Data published by the U.S. Centers for Disease Control and Prevention show that African Americans have HIV rates similar to the Black Caribbean and parts of Black Africa. Three percent of Black men and 1% of Black women in the U.S. are living with HIV (Chart 5). The rate for White Americans is less than 0.1%, while the rate for Asian Americans is less than 0.05%. Rates for Europe and the Pacific Rim are also low. Of course AIDS is a serious public health problem for all racial groups, but it is especially so for Africans and people of African descent.
The three-way pattern of race differences is found in rates of multiple births (two-egg twinning), hormone levels, sexual attitudes, sexual anatomy, frequency of intercourse, and sexually transmitted diseases (STDs). Both male and female sex hormone levels are the highest in Blacks, the lowest in Orientals, with Whites in between. Sex hormones affect not only our bodies, but also the way we act and think.

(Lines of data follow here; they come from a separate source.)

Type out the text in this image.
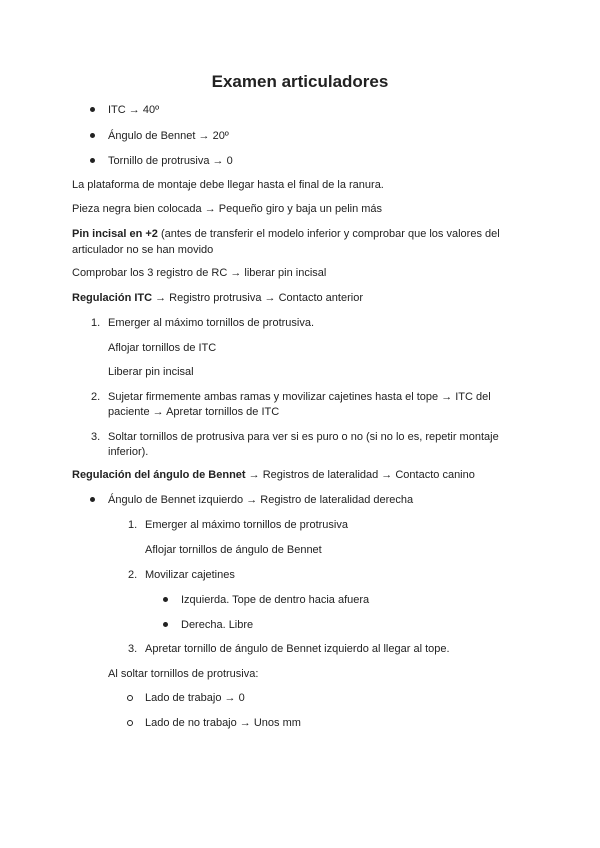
Examen articuladores
ITC → 40º
Ángulo de Bennet → 20º
Tornillo de protrusiva → 0
La plataforma de montaje debe llegar hasta el final de la ranura.
Pieza negra bien colocada → Pequeño giro y baja un pelin más
Pin incisal en +2 (antes de transferir el modelo inferior y comprobar que los valores del
articulador no se han movido
Comprobar los 3 registro de RC → liberar pin incisal
Regulación ITC → Registro protrusiva → Contacto anterior
1. Emerger al máximo tornillos de protrusiva.
Aflojar tornillos de ITC
Liberar pin incisal
2. Sujetar firmemente ambas ramas y movilizar cajetines hasta el tope → ITC del
paciente → Apretar tornillos de ITC
3. Soltar tornillos de protrusiva para ver si es puro o no (si no lo es, repetir montaje
inferior).
Regulación del ángulo de Bennet → Registros de lateralidad → Contacto canino
Ángulo de Bennet izquierdo → Registro de lateralidad derecha
1. Emerger al máximo tornillos de protrusiva
Aflojar tornillos de ángulo de Bennet
2. Movilizar cajetines
Izquierda. Tope de dentro hacia afuera
Derecha. Libre
3. Apretar tornillo de ángulo de Bennet izquierdo al llegar al tope.
Al soltar tornillos de protrusiva:
Lado de trabajo → 0
Lado de no trabajo → Unos mm
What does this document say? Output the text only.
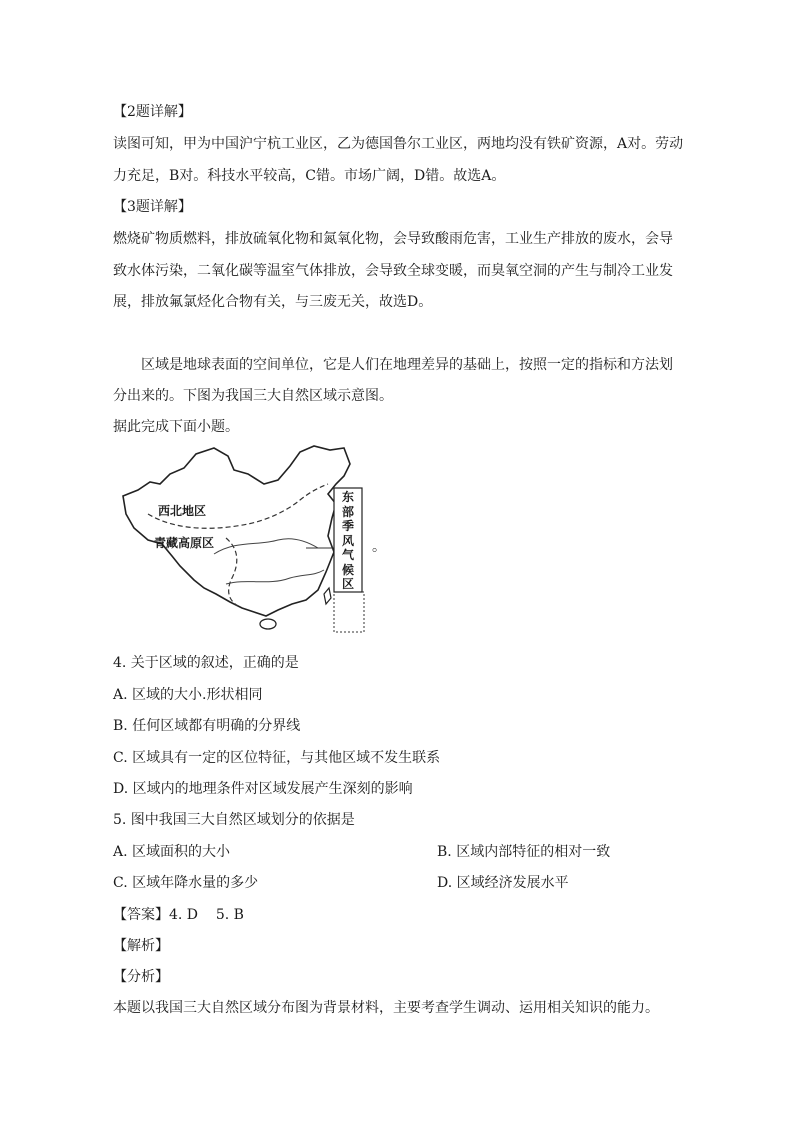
【2题详解】
读图可知，甲为中国沪宁杭工业区，乙为德国鲁尔工业区，两地均没有铁矿资源，A对。劳动
力充足，B对。科技水平较高，C错。市场广阔，D错。故选A。
【3题详解】
燃烧矿物质燃料，排放硫氧化物和氮氧化物，会导致酸雨危害，工业生产排放的废水，会导
致水体污染，二氧化碳等温室气体排放，会导致全球变暖，而臭氧空洞的产生与制冷工业发
展，排放氟氯烃化合物有关，与三废无关，故选D。
区域是地球表面的空间单位，它是人们在地理差异的基础上，按照一定的指标和方法划
分出来的。下图为我国三大自然区域示意图。
据此完成下面小题。
西北地区
青藏高原区
东
部
季
风
气
候
区
。
4. 关于区域的叙述，正确的是
A. 区域的大小.形状相同
B. 任何区域都有明确的分界线
C. 区域具有一定的区位特征，与其他区域不发生联系
D. 区域内的地理条件对区域发展产生深刻的影响
5. 图中我国三大自然区域划分的依据是
A. 区域面积的大小	B. 区域内部特征的相对一致
C. 区域年降水量的多少	D. 区域经济发展水平
【答案】4. D    5. B
【解析】
【分析】
本题以我国三大自然区域分布图为背景材料，主要考查学生调动、运用相关知识的能力。
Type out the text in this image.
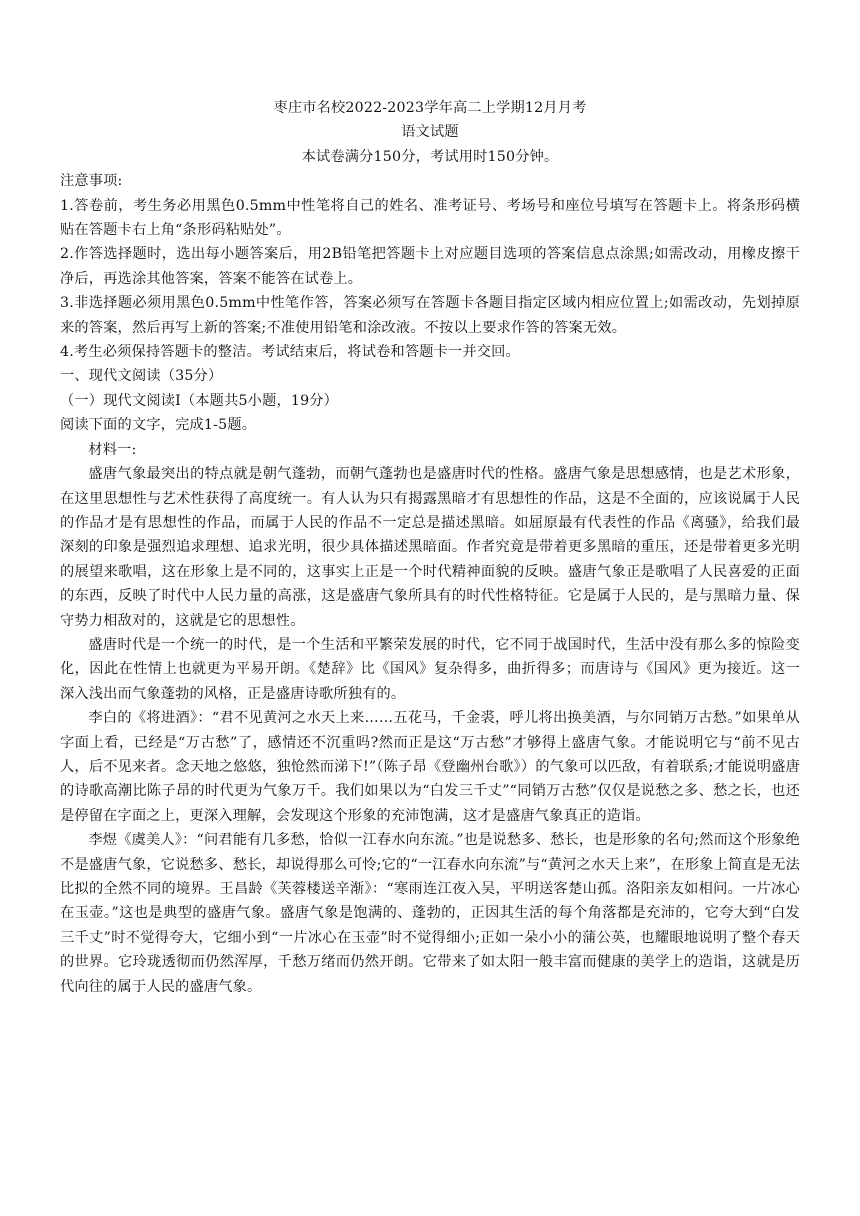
枣庄市名校2022-2023学年高二上学期12月月考
语文试题
本试卷满分150分，考试用时150分钟。
注意事项:

1.答卷前，考生务必用黑色0.5mm中性笔将自己的姓名、准考证号、考场号和座位号填写在答题卡上。将条形码横贴在答题卡右上角“条形码粘贴处”。

2.作答选择题时，选出每小题答案后，用2B铅笔把答题卡上对应题目选项的答案信息点涂黑;如需改动，用橡皮擦干净后，再选涂其他答案，答案不能答在试卷上。

3.非选择题必须用黑色0.5mm中性笔作答，答案必须写在答题卡各题目指定区域内相应位置上;如需改动，先划掉原来的答案，然后再写上新的答案;不准使用铅笔和涂改液。不按以上要求作答的答案无效。

4.考生必须保持答题卡的整洁。考试结束后，将试卷和答题卡一并交回。

一、现代文阅读（35分）
（一）现代文阅读Ⅰ（本题共5小题，19分）
阅读下面的文字，完成1-5题。
材料一:

盛唐气象最突出的特点就是朝气蓬勃，而朝气蓬勃也是盛唐时代的性格。盛唐气象是思想感情，也是艺术形象，在这里思想性与艺术性获得了高度统一。有人认为只有揭露黑暗才有思想性的作品，这是不全面的，应该说属于人民的作品才是有思想性的作品，而属于人民的作品不一定总是描述黑暗。如屈原最有代表性的作品《离骚》，给我们最深刻的印象是强烈追求理想、追求光明，很少具体描述黑暗面。作者究竟是带着更多黑暗的重压，还是带着更多光明的展望来歌唱，这在形象上是不同的，这事实上正是一个时代精神面貌的反映。盛唐气象正是歌唱了人民喜爱的正面的东西，反映了时代中人民力量的高涨，这是盛唐气象所具有的时代性格特征。它是属于人民的，是与黑暗力量、保守势力相敌对的，这就是它的思想性。

盛唐时代是一个统一的时代，是一个生活和平繁荣发展的时代，它不同于战国时代，生活中没有那么多的惊险变化，因此在性情上也就更为平易开朗。《楚辞》比《国风》复杂得多，曲折得多；而唐诗与《国风》更为接近。这一深入浅出而气象蓬勃的风格，正是盛唐诗歌所独有的。

李白的《将进酒》：“君不见黄河之水天上来……五花马，千金裘，呼儿将出换美酒，与尔同销万古愁。”如果单从字面上看，已经是“万古愁”了，感情还不沉重吗?然而正是这“万古愁”才够得上盛唐气象。才能说明它与“前不见古人，后不见来者。念天地之悠悠，独怆然而涕下!”（陈子昂《登幽州台歌》）的气象可以匹敌，有着联系;才能说明盛唐的诗歌高潮比陈子昂的时代更为气象万千。我们如果以为“白发三千丈”“同销万古愁”仅仅是说愁之多、愁之长，也还是停留在字面之上，更深入理解，会发现这个形象的充沛饱满，这才是盛唐气象真正的造诣。

李煜《虞美人》：“问君能有几多愁，恰似一江春水向东流。”也是说愁多、愁长，也是形象的名句;然而这个形象绝不是盛唐气象，它说愁多、愁长，却说得那么可怜;它的“一江春水向东流”与“黄河之水天上来”，在形象上简直是无法比拟的全然不同的境界。王昌龄《芙蓉楼送辛渐》：“寒雨连江夜入吴，平明送客楚山孤。洛阳亲友如相问。一片冰心在玉壶。”这也是典型的盛唐气象。盛唐气象是饱满的、蓬勃的，正因其生活的每个角落都是充沛的，它夸大到“白发三千丈”时不觉得夸大，它细小到“一片冰心在玉壶”时不觉得细小;正如一朵小小的蒲公英，也耀眼地说明了整个春天的世界。它玲珑透彻而仍然浑厚，千愁万绪而仍然开朗。它带来了如太阳一般丰富而健康的美学上的造诣，这就是历代向往的属于人民的盛唐气象。
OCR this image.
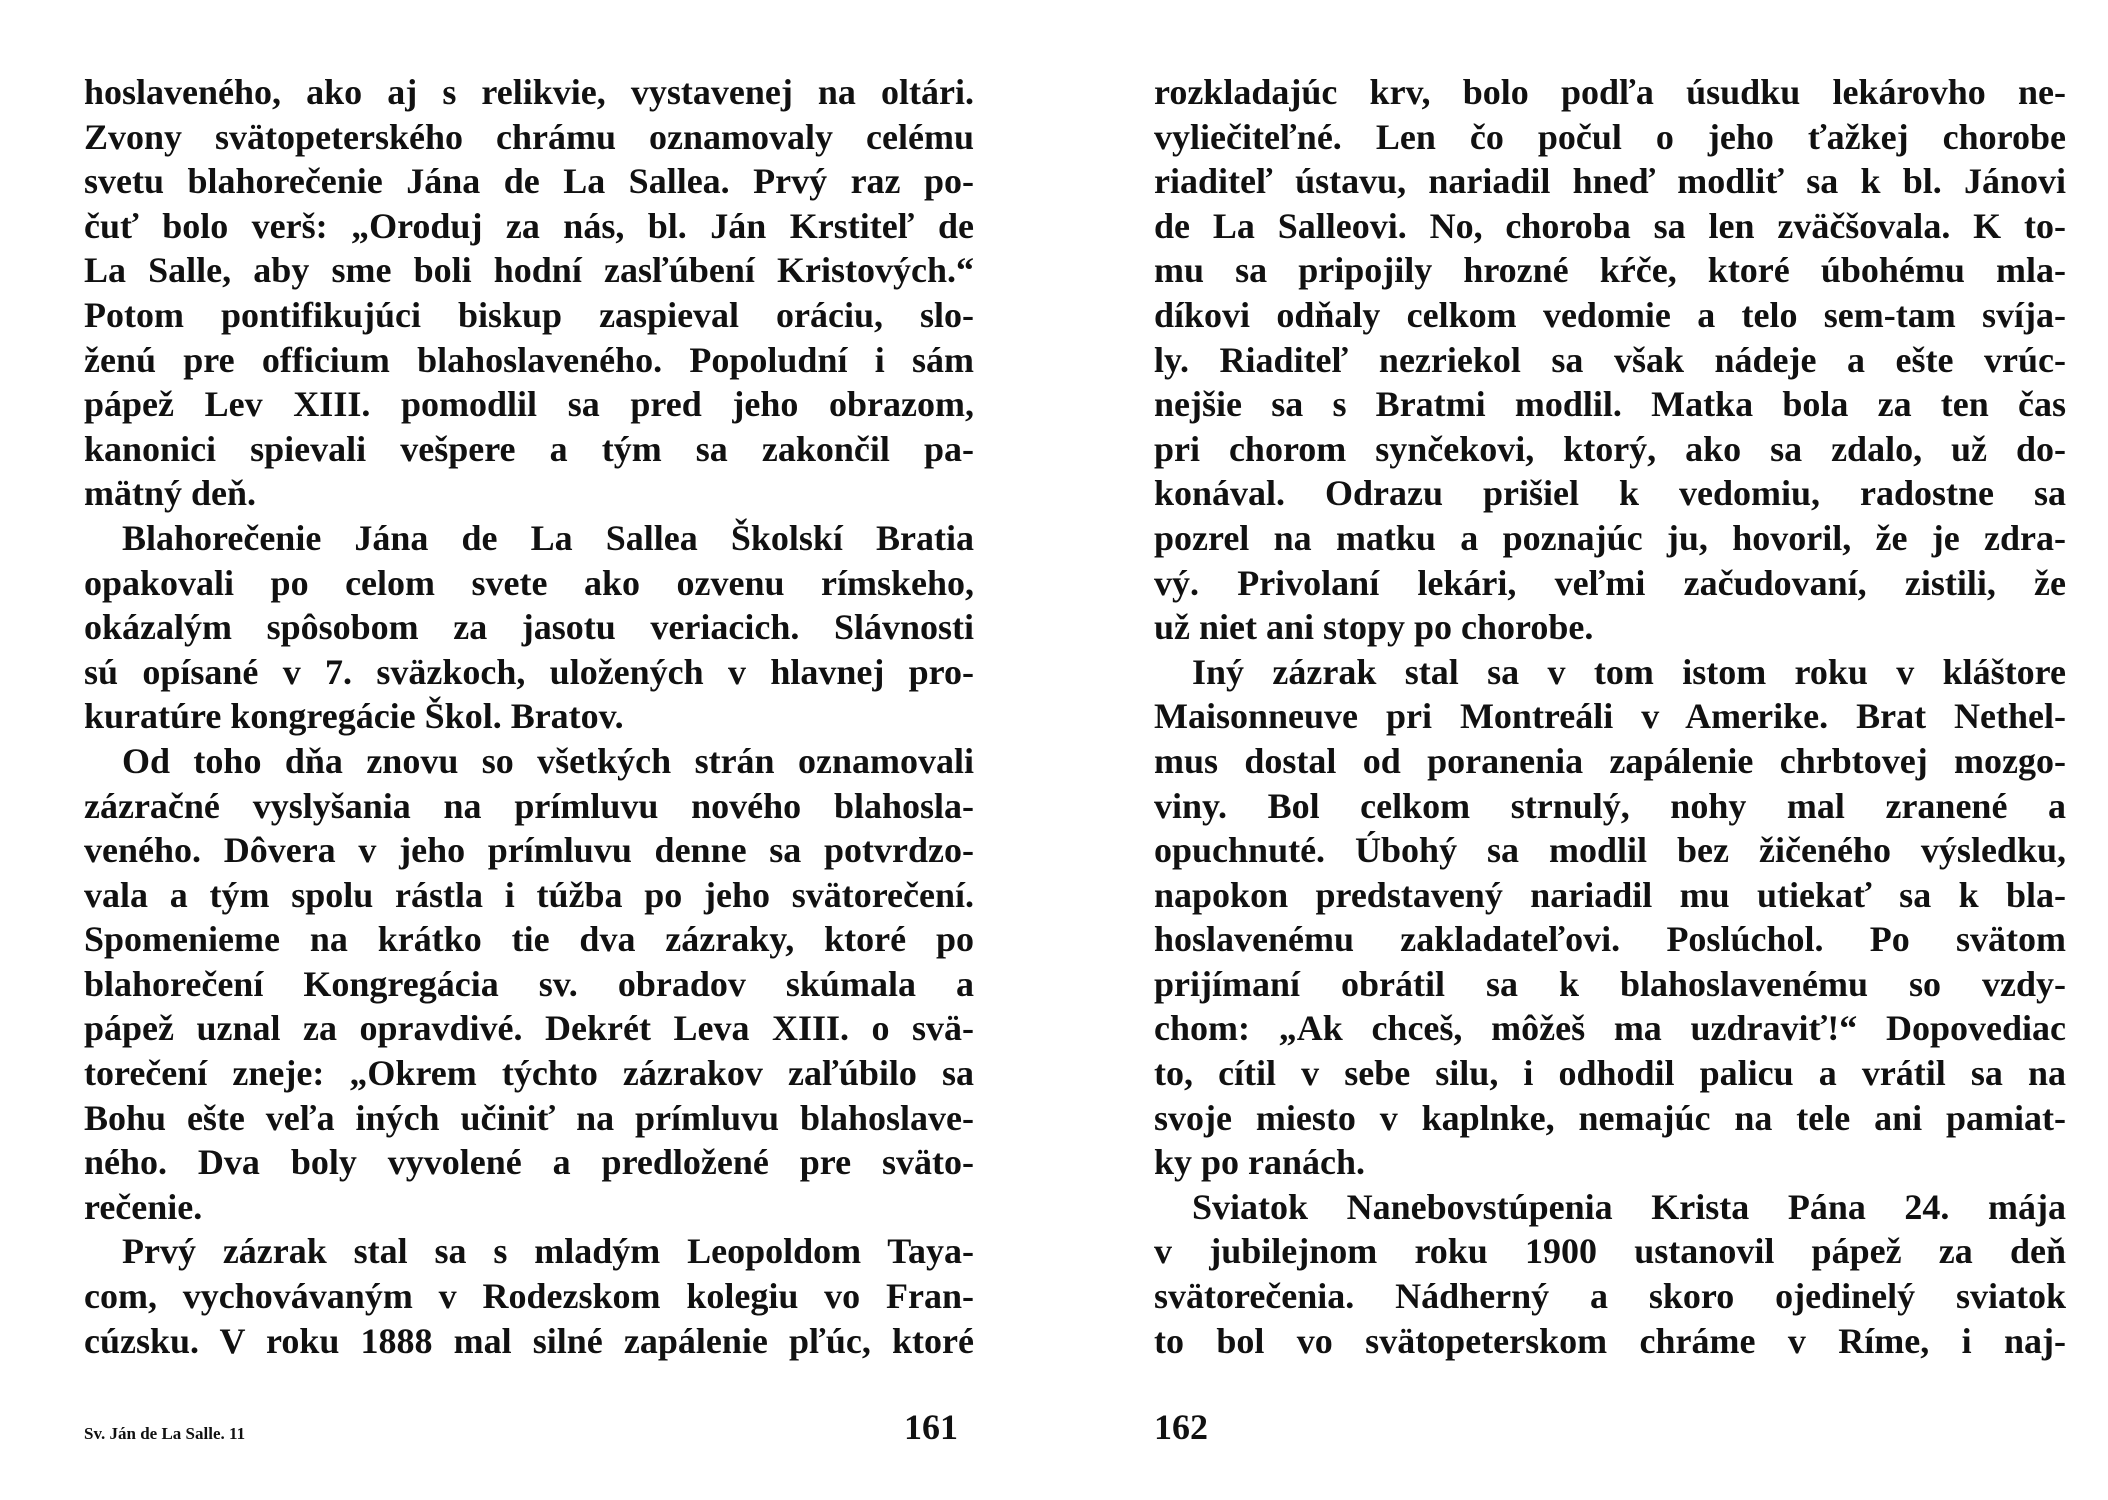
hoslaveného, ako aj s relikvie, vystavenej na oltári.
Zvony svätopeterského chrámu oznamovaly celému
svetu blahorečenie Jána de La Sallea. Prvý raz po-
čuť bolo verš: „Oroduj za nás, bl. Ján Krstiteľ de
La Salle, aby sme boli hodní zasľúbení Kristových.“
Potom pontifikujúci biskup zaspieval oráciu, slo-
ženú pre officium blahoslaveného. Popoludní i sám
pápež Lev XIII. pomodlil sa pred jeho obrazom,
kanonici spievali vešpere a tým sa zakončil pa-
mätný deň.
Blahorečenie Jána de La Sallea Školskí Bratia
opakovali po celom svete ako ozvenu rímskeho,
okázalým spôsobom za jasotu veriacich. Slávnosti
sú opísané v 7. sväzkoch, uložených v hlavnej pro-
kuratúre kongregácie Škol. Bratov.
Od toho dňa znovu so všetkých strán oznamovali
zázračné vyslyšania na prímluvu nového blahosla-
veného. Dôvera v jeho prímluvu denne sa potvrdzo-
vala a tým spolu rástla i túžba po jeho svätorečení.
Spomenieme na krátko tie dva zázraky, ktoré po
blahorečení Kongregácia sv. obradov skúmala a
pápež uznal za opravdivé. Dekrét Leva XIII. o svä-
torečení zneje: „Okrem týchto zázrakov zaľúbilo sa
Bohu ešte veľa iných učiniť na prímluvu blahoslave-
ného. Dva boly vyvolené a predložené pre sväto-
rečenie.
Prvý zázrak stal sa s mladým Leopoldom Taya-
com, vychovávaným v Rodezskom kolegiu vo Fran-
cúzsku. V roku 1888 mal silné zapálenie pľúc, ktoré
Sv. Ján de La Salle. 11	161
rozkladajúc krv, bolo podľa úsudku lekárovho ne-
vyliečiteľné. Len čo počul o jeho ťažkej chorobe
riaditeľ ústavu, nariadil hneď modliť sa k bl. Jánovi
de La Salleovi. No, choroba sa len zväčšovala. K to-
mu sa pripojily hrozné kŕče, ktoré úbohému mla-
díkovi odňaly celkom vedomie a telo sem-tam svíja-
ly. Riaditeľ nezriekol sa však nádeje a ešte vrúc-
nejšie sa s Bratmi modlil. Matka bola za ten čas
pri chorom synčekovi, ktorý, ako sa zdalo, už do-
konával. Odrazu prišiel k vedomiu, radostne sa
pozrel na matku a poznajúc ju, hovoril, že je zdra-
vý. Privolaní lekári, veľmi začudovaní, zistili, že
už niet ani stopy po chorobe.
Iný zázrak stal sa v tom istom roku v kláštore
Maisonneuve pri Montreáli v Amerike. Brat Nethel-
mus dostal od poranenia zapálenie chrbtovej mozgo-
viny. Bol celkom strnulý, nohy mal zranené a
opuchnuté. Úbohý sa modlil bez žičeného výsledku,
napokon predstavený nariadil mu utiekať sa k bla-
hoslavenému zakladateľovi. Poslúchol. Po svätom
prijímaní obrátil sa k blahoslavenému so vzdy-
chom: „Ak chceš, môžeš ma uzdraviť!“ Dopovediac
to, cítil v sebe silu, i odhodil palicu a vrátil sa na
svoje miesto v kaplnke, nemajúc na tele ani pamiat-
ky po ranách.
Sviatok Nanebovstúpenia Krista Pána 24. mája
v jubilejnom roku 1900 ustanovil pápež za deň
svätorečenia. Nádherný a skoro ojedinelý sviatok
to bol vo svätopeterskom chráme v Ríme, i naj-
162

Blacks are the most sexually active, have the most multiple births, and have the most permissive attitudes. Orientals are the least sexually active and show the least sexual fantasy and the most sexual guilt. Whites are in the middle. Sex diseases are most common in Blacks, least so in Orientals, with Whites in between the two. The very high rate of AIDS in Africa, the Black Caribbean and in Black Americans is alarming.
Ellis, L., & Nyborg, H. (1992). Racial/ethnic variations in male testosterone levels: A probable contributor to group differences in health. Steroids, 57, 72-75.
UNAIDS (1999). AIDS epidemic update: December 1999. United Nations Program on HIV/AIDS. New York.